Le développement de l’Intelligence artificielle s’accentue et s’accompagne de menaces sur l’emploi. Ce constat crée une nouvelle fois chez certains, une crispation sur le développement des nouvelles technologies. A cette crispation, une autre voix se fait entendre, celle des optimistes qui brandissent la “destruction créatrice” de l’économiste autrichien Joseph Alois Schumpeter. Qui croire dans ce contexte?

 Dans un premier temps, la réalité est implacable l’IA va détruire des emplois. Elle ne fait que répéter le phénomène d’automatisation de l’industrie mais cette fois-ci dans le tertiaire (caissière, comptable … ). A l’inverse l’IA crée des emplois car celle-ci n’est ni intelligente, ni artificielle. L’IA est en fait un ensemble de données géré par des algorithmes, qui sont tous les deux générés par des hommes. Les offres d’emploi de Data Analyst ou Data Scientist devraient se développer. J’emploie le conditionnel à dessein. Car le processus de destruction créatrice qui doit changer les emplois d’hier en emploi de demain comme l’alchimiste le plomb en or n’est pas si automatique que l’on veut bien le dire.

 Au début du XXe siècle, on pouvait transformer l’allumeur de réverbères à gaz très rapidement en poseur de câbles électriques pour alimenter ces derniers avec la fée électricité. Il sera plus difficile d’amener la caissière de supermarché à un poste de Data Scientist. Personne ne veut réaliser ce genre de métamorphose me direz vous. Et c’est bien là où est le nœud du problème. Car, on nous parle de métiers de demain qui pour le moment ne sont pas interchangeables avec les compétences actuelles des salariés , voire qui n’existent pas encore. Et si ces métiers n’existent pas encore ; comment pouvoir former à ces derniers? 
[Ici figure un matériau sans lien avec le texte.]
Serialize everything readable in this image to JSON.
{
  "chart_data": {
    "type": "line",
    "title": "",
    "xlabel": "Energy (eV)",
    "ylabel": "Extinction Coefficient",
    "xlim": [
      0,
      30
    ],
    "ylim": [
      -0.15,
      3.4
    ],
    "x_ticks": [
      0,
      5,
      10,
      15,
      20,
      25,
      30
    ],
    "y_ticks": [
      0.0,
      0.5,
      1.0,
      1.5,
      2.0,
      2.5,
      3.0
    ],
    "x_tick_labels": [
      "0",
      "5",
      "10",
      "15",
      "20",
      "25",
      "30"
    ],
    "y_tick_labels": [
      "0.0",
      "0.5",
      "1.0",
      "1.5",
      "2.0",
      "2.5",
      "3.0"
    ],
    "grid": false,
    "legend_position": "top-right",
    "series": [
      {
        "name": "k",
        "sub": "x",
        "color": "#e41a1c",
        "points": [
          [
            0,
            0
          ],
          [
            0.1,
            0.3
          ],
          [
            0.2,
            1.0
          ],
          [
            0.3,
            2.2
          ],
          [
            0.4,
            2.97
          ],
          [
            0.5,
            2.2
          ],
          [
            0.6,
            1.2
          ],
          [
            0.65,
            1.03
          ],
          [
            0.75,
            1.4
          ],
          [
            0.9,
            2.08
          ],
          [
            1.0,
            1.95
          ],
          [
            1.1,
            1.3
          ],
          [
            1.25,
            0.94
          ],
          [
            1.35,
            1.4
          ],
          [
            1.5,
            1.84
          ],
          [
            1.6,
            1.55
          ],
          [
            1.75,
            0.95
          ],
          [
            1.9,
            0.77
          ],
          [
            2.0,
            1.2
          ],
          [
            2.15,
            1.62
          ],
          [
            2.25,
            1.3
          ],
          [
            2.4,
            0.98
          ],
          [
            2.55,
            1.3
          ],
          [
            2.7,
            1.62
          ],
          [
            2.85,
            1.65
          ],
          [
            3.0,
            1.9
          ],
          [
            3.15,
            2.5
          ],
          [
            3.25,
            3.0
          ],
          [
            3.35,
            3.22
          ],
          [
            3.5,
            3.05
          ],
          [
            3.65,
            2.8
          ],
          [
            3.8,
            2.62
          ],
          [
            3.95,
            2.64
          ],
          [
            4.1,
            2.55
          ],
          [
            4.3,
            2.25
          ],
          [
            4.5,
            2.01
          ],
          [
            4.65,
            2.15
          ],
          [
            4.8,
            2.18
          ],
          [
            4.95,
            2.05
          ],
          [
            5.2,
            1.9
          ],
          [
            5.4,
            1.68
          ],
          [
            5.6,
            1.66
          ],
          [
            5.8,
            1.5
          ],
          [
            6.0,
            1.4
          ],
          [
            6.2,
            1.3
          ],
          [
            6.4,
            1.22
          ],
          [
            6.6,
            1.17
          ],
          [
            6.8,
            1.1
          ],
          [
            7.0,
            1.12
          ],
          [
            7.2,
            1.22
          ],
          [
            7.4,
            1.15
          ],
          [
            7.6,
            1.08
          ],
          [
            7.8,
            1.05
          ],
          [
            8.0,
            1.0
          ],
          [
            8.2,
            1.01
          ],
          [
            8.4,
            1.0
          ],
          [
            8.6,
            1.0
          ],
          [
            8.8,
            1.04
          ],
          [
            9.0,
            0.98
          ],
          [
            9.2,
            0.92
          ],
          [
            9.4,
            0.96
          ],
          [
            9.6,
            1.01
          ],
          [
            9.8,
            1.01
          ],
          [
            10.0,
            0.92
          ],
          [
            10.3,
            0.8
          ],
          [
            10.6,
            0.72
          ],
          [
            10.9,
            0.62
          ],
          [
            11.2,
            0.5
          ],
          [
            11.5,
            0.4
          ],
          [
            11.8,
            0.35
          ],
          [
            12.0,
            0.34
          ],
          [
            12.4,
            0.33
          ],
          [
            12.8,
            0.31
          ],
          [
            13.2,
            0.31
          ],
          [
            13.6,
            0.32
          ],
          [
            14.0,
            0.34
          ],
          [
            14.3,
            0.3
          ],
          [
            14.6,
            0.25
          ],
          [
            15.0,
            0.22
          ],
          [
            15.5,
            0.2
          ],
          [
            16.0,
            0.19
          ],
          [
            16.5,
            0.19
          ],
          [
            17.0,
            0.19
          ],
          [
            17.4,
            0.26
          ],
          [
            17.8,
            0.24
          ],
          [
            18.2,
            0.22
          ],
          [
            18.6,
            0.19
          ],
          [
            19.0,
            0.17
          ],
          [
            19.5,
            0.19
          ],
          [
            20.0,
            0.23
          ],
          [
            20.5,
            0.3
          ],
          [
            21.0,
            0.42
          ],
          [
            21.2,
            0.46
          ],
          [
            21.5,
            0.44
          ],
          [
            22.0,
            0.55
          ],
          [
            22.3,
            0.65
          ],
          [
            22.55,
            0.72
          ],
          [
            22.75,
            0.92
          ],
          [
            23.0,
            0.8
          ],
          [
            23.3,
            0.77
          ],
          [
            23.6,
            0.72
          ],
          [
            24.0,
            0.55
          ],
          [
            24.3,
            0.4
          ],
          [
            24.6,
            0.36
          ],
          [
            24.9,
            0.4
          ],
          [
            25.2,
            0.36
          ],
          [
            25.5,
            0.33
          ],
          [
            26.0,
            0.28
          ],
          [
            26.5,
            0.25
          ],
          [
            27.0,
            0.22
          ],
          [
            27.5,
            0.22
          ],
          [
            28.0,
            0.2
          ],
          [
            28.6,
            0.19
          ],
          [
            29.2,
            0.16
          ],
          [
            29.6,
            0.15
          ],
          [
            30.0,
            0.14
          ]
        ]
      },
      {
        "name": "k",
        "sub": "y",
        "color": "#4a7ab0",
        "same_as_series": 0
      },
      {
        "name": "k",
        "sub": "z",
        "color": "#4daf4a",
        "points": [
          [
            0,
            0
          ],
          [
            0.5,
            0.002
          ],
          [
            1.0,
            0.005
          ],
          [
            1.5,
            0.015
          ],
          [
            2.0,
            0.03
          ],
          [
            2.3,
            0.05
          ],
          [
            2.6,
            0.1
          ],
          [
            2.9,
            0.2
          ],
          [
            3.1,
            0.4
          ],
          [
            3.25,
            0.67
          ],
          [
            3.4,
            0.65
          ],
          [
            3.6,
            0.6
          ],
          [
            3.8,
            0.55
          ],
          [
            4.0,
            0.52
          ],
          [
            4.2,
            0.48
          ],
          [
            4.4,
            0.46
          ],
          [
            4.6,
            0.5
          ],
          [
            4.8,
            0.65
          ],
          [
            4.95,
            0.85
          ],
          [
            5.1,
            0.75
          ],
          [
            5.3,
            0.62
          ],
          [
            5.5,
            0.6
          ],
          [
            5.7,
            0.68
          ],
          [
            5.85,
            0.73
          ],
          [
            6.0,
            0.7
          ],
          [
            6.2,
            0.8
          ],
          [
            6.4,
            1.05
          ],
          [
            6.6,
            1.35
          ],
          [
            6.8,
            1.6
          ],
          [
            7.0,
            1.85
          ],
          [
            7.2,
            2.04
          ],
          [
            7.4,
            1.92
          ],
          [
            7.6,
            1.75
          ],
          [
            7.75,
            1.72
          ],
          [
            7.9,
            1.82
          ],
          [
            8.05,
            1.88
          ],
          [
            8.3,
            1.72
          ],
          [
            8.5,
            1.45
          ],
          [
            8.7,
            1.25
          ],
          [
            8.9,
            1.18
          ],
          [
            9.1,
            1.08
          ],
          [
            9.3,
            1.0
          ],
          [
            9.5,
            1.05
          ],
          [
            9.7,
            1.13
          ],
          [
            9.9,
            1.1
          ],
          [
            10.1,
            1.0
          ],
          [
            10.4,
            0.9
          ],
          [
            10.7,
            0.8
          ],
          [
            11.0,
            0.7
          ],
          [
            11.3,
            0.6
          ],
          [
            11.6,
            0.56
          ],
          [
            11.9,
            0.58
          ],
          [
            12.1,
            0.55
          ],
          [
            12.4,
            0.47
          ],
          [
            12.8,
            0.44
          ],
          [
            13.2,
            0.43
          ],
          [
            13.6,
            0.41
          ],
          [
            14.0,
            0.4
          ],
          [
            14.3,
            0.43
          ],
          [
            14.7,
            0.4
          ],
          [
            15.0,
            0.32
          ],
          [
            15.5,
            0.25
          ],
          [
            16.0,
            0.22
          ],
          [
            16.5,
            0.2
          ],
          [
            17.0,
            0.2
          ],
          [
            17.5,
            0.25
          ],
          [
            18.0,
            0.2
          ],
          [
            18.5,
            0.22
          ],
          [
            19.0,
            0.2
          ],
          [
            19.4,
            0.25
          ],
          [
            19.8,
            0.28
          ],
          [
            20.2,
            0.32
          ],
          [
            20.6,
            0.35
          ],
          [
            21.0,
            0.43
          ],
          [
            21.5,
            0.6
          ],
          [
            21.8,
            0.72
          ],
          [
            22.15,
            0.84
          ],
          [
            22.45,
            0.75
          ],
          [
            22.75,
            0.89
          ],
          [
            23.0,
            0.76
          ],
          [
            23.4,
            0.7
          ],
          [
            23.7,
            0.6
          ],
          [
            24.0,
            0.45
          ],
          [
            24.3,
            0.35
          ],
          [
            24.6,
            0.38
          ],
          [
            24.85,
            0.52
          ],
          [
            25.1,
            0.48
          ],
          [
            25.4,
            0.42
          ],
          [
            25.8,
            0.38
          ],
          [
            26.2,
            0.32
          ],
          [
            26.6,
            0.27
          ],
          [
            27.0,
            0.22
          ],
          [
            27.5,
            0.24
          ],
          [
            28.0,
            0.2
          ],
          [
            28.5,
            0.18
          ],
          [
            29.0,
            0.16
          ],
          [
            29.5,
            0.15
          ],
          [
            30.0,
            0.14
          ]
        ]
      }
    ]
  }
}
 Aujourd’hui, les réfractaires au progrès ne le sont pas pour des raisons obscures alimentées par le manque d’instruction mais par le manque de perspectives. On parle de nouveaux métiers, mais on est incapable de nous dire lesquels . Et quand ils existent, l’utilisation de termes anglo-américain plus ou moins bien compris et traduits rend leur appréhension encore plus compliquée. Nous avons vu apparaître le développeur Full Stack sans savoir vraiment ce qui se cachait derrière cette appellation et qui souffrait surtout d’une traduction approximative de l’anglais version US. Le webmaster, le community manager apparaissent et disparaissent  au gré des modes. 

 Si l’on ajoute à cela, le manque de compétences et de conscience des décideurs, nous ne pouvons pas espérer que cette transition technologique se passe sous les meilleures hospices.

Nicolas Bouzou dans un article: Karl Marx, deux cents plus tard nous avertit que la société devra intégrer ceux qui ne bénéficient pas spontanément de l’innovation entre autre. L’effort doit se faire au niveau de l’éducation et de la formation continue. Pas seulement sur une catégorie de personne mais sur l’ensemble de la population au risque de se retrouver confronté à de graves troubles sociaux.

La formation n’est pas la solution miracle, car elle doit être continue, adaptée et adaptable. En effet, si auparavant des compétences avaient une durée d’employabilité de trente ans aujourd’hui elle ne dépasse pas cinq ans. Pour avoir vécu la situation, il est difficile de faire comprendre à des stagiaires que ce qu’ils apprennent sera obsolète l’année prochaine.

Nous savons que le numérique et l’IA vont détruire, il est temps de savoir ce que nous allons créer.